Dorman Products – Adding More Products (NASDAQ:DORM)

Cars on production line in factory

alvarez

Dorman Products (NASDAQ:DORM) has been a very well-established business. Founded late in the 1970s, the company has been a listed business since the early 1990s, with its founding family still being a major shareholder. The company has steadily grown the business, and keeps doing so, having been a solid compounder of long term capital gains.

The Business

Dorman Products is a leading supplier of replacement parts in the motor vehicle aftermarket industry, offering hundreds of product categories and over a hundred thousand distinctive parts.

The company generated some $1.3 billion in sales in 2021, of which just over half of sales are generated from the retail segment, complemented by traditional and heavy duty and other markets. In terms of category, revenues are generated from powertrain, chassis, automotive body and hardware sales.

The company operates in a large aftermarket sales in which it holds a near 3% market share, as the company has seen solid growth, having steadily grown sales from roughly $400 million in 2010 to more than triple it through 2021.

Part of the 2021 growth came from a deal being announced in the summer of that year, with Dorman announcing a $345 million deal of Dayton Parts in August, exactly a year ago.

The Valuation

In February of this year, Dorman posted its results for the year 2021. Revenues rose 23% to $1.34 billion, the result of 16% organic growth and the remainder from the contribution of Dayton which only started adding to the results in the second half of the year. The company posted a net earnings result of $131 million, or $4.12 per share, with adjusted earnings coming in roughly half a dollar per share higher, as the discrepancy stems from acquisition related costs, something I am happy to adjust for.

The company guided for 2022 sales at $1.60-$1.64 billion which looks better, but is mostly the result of the anniversary of the Dayton purchase, with the revenue guidance largely in line with the fourth quarter revenue run rate. Adjusted earnings are seen at a midpoint of $5.45 per share and given the strong balance sheet, it seems reasonable to see shares trade around the $100 mark for most of 2021.

Shares peaked at $120 in November of last year and July of this year, but now trade at $98 per share again. This values the 31.7 million shares at $3.1 billion, just below 2 times sales and around 18 times earnings. Part of the retreat in the share price recently comes as the company cut the full year earnings guidance late in July, now seeing earnings at a midpoint of $5.10 per share on the back of higher interest rates, while keeping the sales guidance flat.

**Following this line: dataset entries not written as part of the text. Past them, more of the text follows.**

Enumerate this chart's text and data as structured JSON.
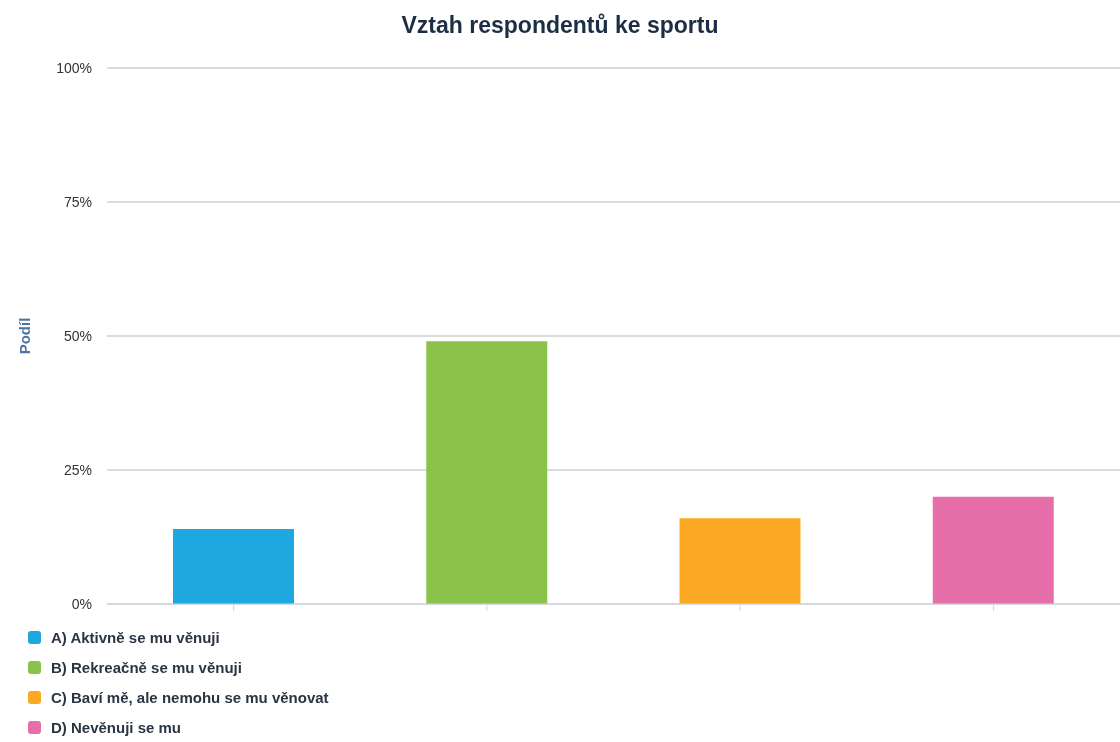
{
  "chart_data": {
    "type": "bar",
    "title": "Vztah respondentů ke sportu",
    "ylabel": "Podíl",
    "categories": [
      null,
      null,
      null,
      null
    ],
    "series": [
      {
        "name": "A) Aktivně se mu věnuji",
        "color": "#1fa8e0",
        "values": [
          14,
          null,
          null,
          null
        ]
      },
      {
        "name": "B) Rekreačně se mu věnuji",
        "color": "#8bc34a",
        "values": [
          null,
          49,
          null,
          null
        ]
      },
      {
        "name": "C) Baví mě, ale nemohu se mu věnovat",
        "color": "#fba922",
        "values": [
          null,
          null,
          16,
          null
        ]
      },
      {
        "name": "D) Nevěnuji se mu",
        "color": "#e66ea9",
        "values": [
          null,
          null,
          null,
          20
        ]
      }
    ],
    "ylim": [
      0,
      100
    ],
    "yticks": [
      {
        "value": 0,
        "label": "0%"
      },
      {
        "value": 25,
        "label": "25%"
      },
      {
        "value": 50,
        "label": "50%"
      },
      {
        "value": 75,
        "label": "75%"
      },
      {
        "value": 100,
        "label": "100%"
      }
    ],
    "grid": "y",
    "legend": "bottom left"
  }
}
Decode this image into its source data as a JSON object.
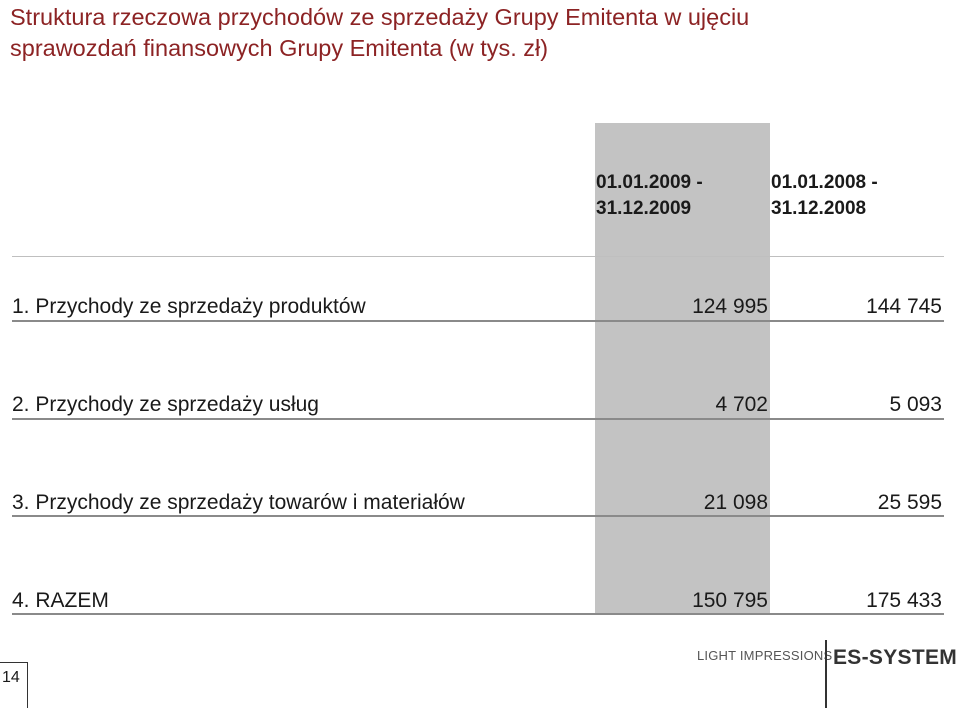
{
  "title": {
    "line1": "Struktura rzeczowa przychodów ze sprzedaży Grupy Emitenta w ujęciu",
    "line2": "sprawozdań finansowych Grupy Emitenta (w tys. zł)"
  },
  "columns": [
    {
      "line1": "01.01.2009 -",
      "line2": "31.12.2009"
    },
    {
      "line1": "01.01.2008 -",
      "line2": "31.12.2008"
    }
  ],
  "rows": [
    {
      "label": "1. Przychody ze sprzedaży produktów",
      "v2009": "124 995",
      "v2008": "144 745"
    },
    {
      "label": "2. Przychody ze sprzedaży usług",
      "v2009": "4 702",
      "v2008": "5 093"
    },
    {
      "label": "3. Przychody ze sprzedaży towarów i materiałów",
      "v2009": "21 098",
      "v2008": "25 595"
    },
    {
      "label": "4. RAZEM",
      "v2009": "150 795",
      "v2008": "175 433"
    }
  ],
  "footer": {
    "page_number": "14",
    "tagline": "LIGHT IMPRESSIONS",
    "logo": "ES-SYSTEM"
  },
  "colors": {
    "title": "#8c2324",
    "highlight_column": "#c3c3c3"
  }
}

This comes as the net debt load of the business stand as at $180 million, far below 1 times leverage. With quarterly interest expense of $1.5 million, that seems like quite a lame excuse in my opinion.

Deploying More Capital

Despite the impact of rising interest rates on the profit and loss account of the business, Dorman announced a substantial deal in August. The company reached a $490 million deal to acquire SuperATV, or $445 million if one factors in tax benefits, although earn-outs might boost the transaction amount by a hundred million based on the 2023 and 2024 performance.

The deal is substantial in its size, but furthermore noteworthy as it is an independent supplier of power sports parts. With a $211 million sales contribution, the deal comes at a more than 2 times revenue multiple (excluding the earn-out), a huge premium compared to Dorman´s own valuation. The company expects that the deal will be accretive to margins and earnings per share, indicating superior profitability, but that does not reveal the earnings multiple being paid for the activities of course, nor did the deal presentation.

With operating margins of Dorman at large posted at around 10%, the deal should likely at least boost operating earnings by $25 million, as some minimal accretion could be expected, yet I think this will be fairly minimal after accounting for interest costs, so I think that accretion is limited at the get go. Assuming 12% margins we see $25 million earnings accretion as a 4% cost of net debt results in $20 million in additional interest cost, leaving minimal accretion of about ten cents per share. Net leverage will inch up quite a bit to 2.3 times, somewhat in contrast to the financial conservative practices of the business in recent times.

What Now?

Seeing earnings power just above $5 per share this year, while leverage has inched up a bit following the recent deal, I am a bit cautious here. Dorman now trades at a market multiple at around 18 times earnings, while leverage is fair and this is a somewhat cyclical business in all likelihood.

While the long term trend and performance is quite strong, the reality is that with emerging headwinds, the future is not that great in the near term. This comes amidst inflationary pressures mounting and perhaps implications on demand as well with consumers and business strapped for cash currently.

Hence, the current valuation is more than fair. However, I see no reasons to be involved here as the latest and substantial deal does not come with enough financial disclosure if you ask me, which combined with leverage increase and softer momentum makes me a bit cautious here.